Vi esorto, o meglio, vi consiglio ad essere discriminanti. È spiritualmente corretto essere discriminanti ed esercitare prudenza nei confronti di chi si annuncia come Maestro, perché non è poi così infrequente incontrare persone che abbiano acquisito molte conoscenze e sviluppato notevoli facoltà mentali e potere carismatico, tanto da influenzare facilmente l’altrui volontà. È inevitabile che anche i Maestri veri che si incarnano - cioè che hanno espresso il voto d’amore di tornare tra noi per aiutarci, accettando così le insidie della vita fisica - non siano per nulla esenti da prove e tentazioni. Come ho appena accennato, perfino Gesù fu tentato nel deserto. “La Divinità stessa procede verso la perfezione” - scrive la Bailey (V. pag. 27 di “Guarigione Esoterica”). L’insidia della prova è sempre proporzionata al livello evolutivo e all’energia della persona che deve superarla. Ciò che per l’uomo comune non è che una piccola défaillance, per il Maestro può rap-presentare un importante scivolone karmico. Sia il compiacimento per il potere generato dal proprio carisma, che i piaceri terreni, possono tradi-re il Maestro e legarlo al piano fisico. Non credo che sia un evento così infrequente.
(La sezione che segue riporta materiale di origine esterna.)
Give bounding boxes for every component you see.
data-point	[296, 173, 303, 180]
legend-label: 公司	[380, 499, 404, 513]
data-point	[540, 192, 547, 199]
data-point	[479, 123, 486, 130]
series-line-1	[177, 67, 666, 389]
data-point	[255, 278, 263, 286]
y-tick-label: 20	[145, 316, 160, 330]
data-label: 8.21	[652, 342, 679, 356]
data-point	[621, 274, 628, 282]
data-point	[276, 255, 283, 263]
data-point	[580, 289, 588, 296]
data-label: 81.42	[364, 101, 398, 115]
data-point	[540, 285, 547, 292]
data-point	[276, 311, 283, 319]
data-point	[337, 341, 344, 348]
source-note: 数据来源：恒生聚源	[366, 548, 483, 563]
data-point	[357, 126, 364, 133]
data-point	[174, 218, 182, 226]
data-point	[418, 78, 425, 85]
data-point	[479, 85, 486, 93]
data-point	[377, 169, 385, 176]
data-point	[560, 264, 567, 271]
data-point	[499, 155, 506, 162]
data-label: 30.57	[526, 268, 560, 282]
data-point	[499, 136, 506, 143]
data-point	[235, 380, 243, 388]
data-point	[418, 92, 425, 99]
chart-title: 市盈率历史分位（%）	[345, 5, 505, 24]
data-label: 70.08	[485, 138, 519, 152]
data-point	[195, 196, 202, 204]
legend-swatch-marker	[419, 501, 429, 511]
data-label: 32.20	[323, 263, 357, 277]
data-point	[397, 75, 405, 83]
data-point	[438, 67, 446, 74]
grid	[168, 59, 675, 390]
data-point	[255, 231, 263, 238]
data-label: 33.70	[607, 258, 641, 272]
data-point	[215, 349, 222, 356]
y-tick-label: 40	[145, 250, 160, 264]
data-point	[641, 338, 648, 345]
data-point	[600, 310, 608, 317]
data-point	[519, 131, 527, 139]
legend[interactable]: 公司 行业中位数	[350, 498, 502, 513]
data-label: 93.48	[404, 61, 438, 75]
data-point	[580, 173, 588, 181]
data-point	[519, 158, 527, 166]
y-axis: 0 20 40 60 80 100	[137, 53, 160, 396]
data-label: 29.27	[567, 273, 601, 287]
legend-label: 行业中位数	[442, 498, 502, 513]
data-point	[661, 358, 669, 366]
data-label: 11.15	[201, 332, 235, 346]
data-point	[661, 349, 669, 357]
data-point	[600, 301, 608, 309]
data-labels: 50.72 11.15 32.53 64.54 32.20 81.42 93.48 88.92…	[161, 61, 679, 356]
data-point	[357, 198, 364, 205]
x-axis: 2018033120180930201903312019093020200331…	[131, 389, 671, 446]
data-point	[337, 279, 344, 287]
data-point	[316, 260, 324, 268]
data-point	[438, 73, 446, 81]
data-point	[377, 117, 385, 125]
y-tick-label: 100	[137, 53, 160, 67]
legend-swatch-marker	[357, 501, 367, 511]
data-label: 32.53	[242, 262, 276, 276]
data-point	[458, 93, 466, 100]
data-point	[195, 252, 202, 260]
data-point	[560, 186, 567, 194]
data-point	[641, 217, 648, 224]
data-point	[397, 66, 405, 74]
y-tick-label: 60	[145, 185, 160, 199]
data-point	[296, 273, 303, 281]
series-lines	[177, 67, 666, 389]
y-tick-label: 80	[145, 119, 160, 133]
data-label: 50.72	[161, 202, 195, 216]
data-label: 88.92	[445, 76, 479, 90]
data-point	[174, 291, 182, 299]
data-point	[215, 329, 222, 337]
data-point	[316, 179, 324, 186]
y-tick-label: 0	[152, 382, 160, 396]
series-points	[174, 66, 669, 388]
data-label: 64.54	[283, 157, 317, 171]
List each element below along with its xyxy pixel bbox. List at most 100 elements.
Dunque anche il sentiero terreno di un Maestro incarnato è cosparso qua e là di insidiose bucce di banana. Questa è una riflessione in più che, a mio avviso, consiglia di mantenere sempre la propria autono-mia di giudizio e il proprio potere.

Citando ancora Dethlefsen (9),

“ la via esoterica non promette gloria terrena, onori e splendori; ma piuttosto lavoro, solitudine (v, l’Eremita) e lotta incessante per conquistare la verità. Questa via è stretta e sassosa, ma è purtroppo l’unica che conduce alla porta stretta della liberazione... (...) ... La polarità esige che, con l’utilità, cresca proporzionalmente anche la pericolosità. Con un coltello si può tagliare il pane e anche uccidere un uomo. Se si trasforma il coltello in modo che non possa più uccidere, esso non sarà neppure più adatto a tagliare il pane “.
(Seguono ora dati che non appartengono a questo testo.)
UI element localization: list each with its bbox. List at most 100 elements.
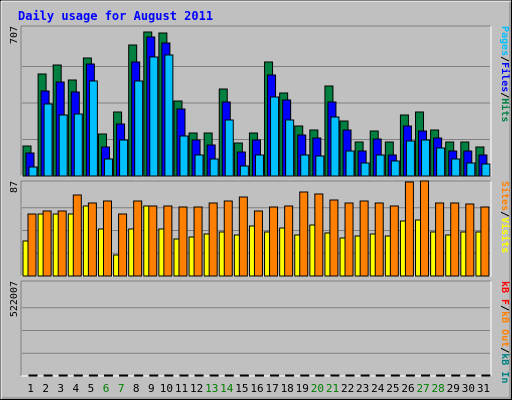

Ascoltate la vibrazione di queste parole:

IO... Io, Essere incarnato, unico e irripetibile... Io!
IO SONO... Io esprimo la mia verità... Io sono... io sono!
IO SONO LIBERO... è il vostro meraviglioso canto cosmico... Io... Sono... Li-be-ro!

Siate liberi e coraggiosi... e il cuore sia la vostra bussola.
Buon cammino.

 

NOTE

1. Thorwald Dethlefsen - "Il Destino come Scelta - Psicologia Esoterica" - Edizioni Mediterranee - da pagina 193

2. Richard Bach: "Illusioni" - Ed. SuperPocket Rizzoli

3. La Teosofia prevede la seguente gerarchia, che corrisponde ai vari livelli raggiunti nell'evoluzione spirituale consape- vole: Maestro, discepolo, aspirante. Djwal Khul è uno dei Maestri di Shamballa.
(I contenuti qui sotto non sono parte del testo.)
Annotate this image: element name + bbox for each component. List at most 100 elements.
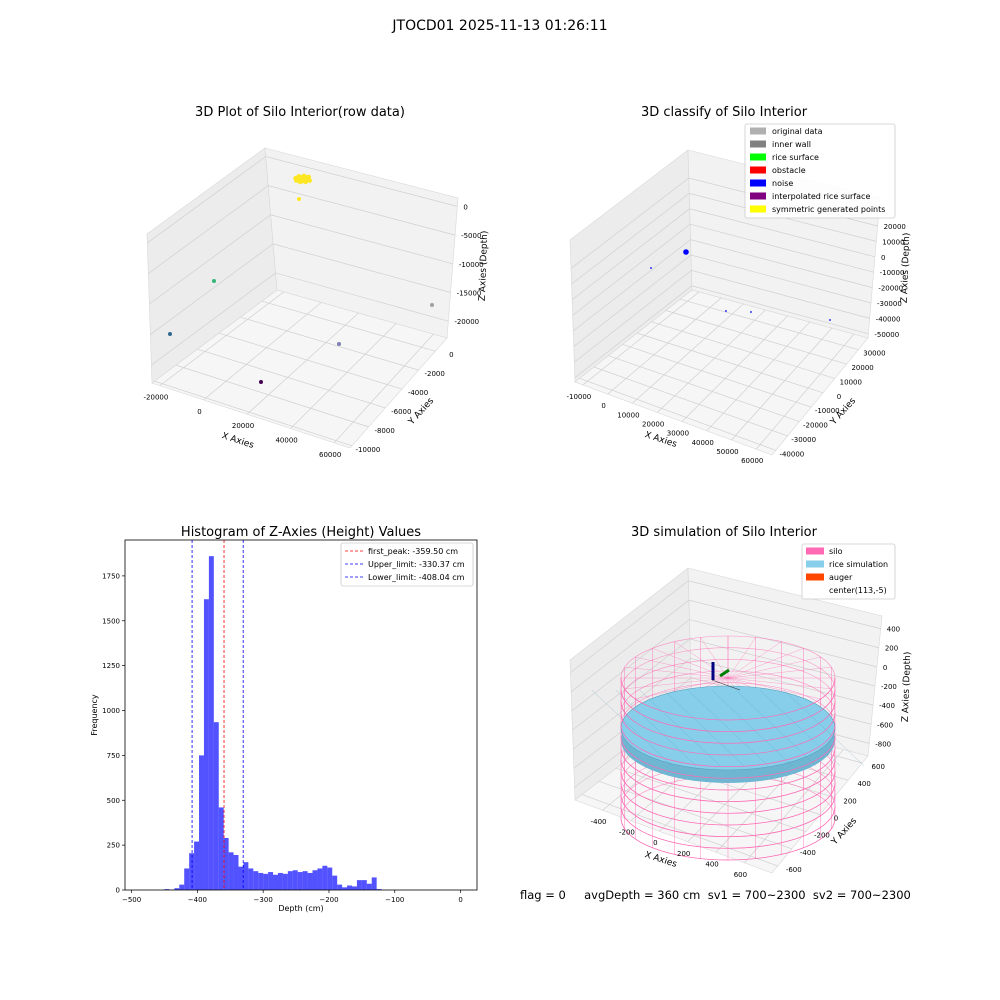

4. J. Krishnamurti nacque nel 1895 nel sud dell'India da una famiglia di brahmani, fu educato in Inghilterra e morì in California nel 1986. È universalmente considerato un grande maestro spirituale. Ha lasciato molti scritti, tra i quali cito il suo "Diario", il suo "Taccuino" e "Dove il tempo finisce", un affascinante confronto con uno dei sommi fisici quantistici occidentali, David Bohm.

5. Annie Besant accompagnò Krishnamurti in Inghilterra, nel 1910, quando questi era appena quindicenne. La Besant, che molto si adoprò per la liberazione della donna, era affiliata anche a "Le Droit Humain", un'obbedienza massonica francese, ove vigeva la parità tra i sessi .

6. Charles Webster Leadbeater (1947-1934), esponente della chiesa inglese (era monsignore) e della società teosofica, fu uno dei più grandi chiaroveggenti occidentali. Ha lasciato testi fondamentali , quali "L'uomo visibile e l'uomo invisibile", "I Chakra", "Forme Pensiero", scritto con Annie Besant.

7. Anche il Dalai Lama, all'inizio, ha bisogno di insegnanti...

8. "Vita e insegnamenti dei Maestri del lontano oriente" - Ed. Il Punto d'incontro.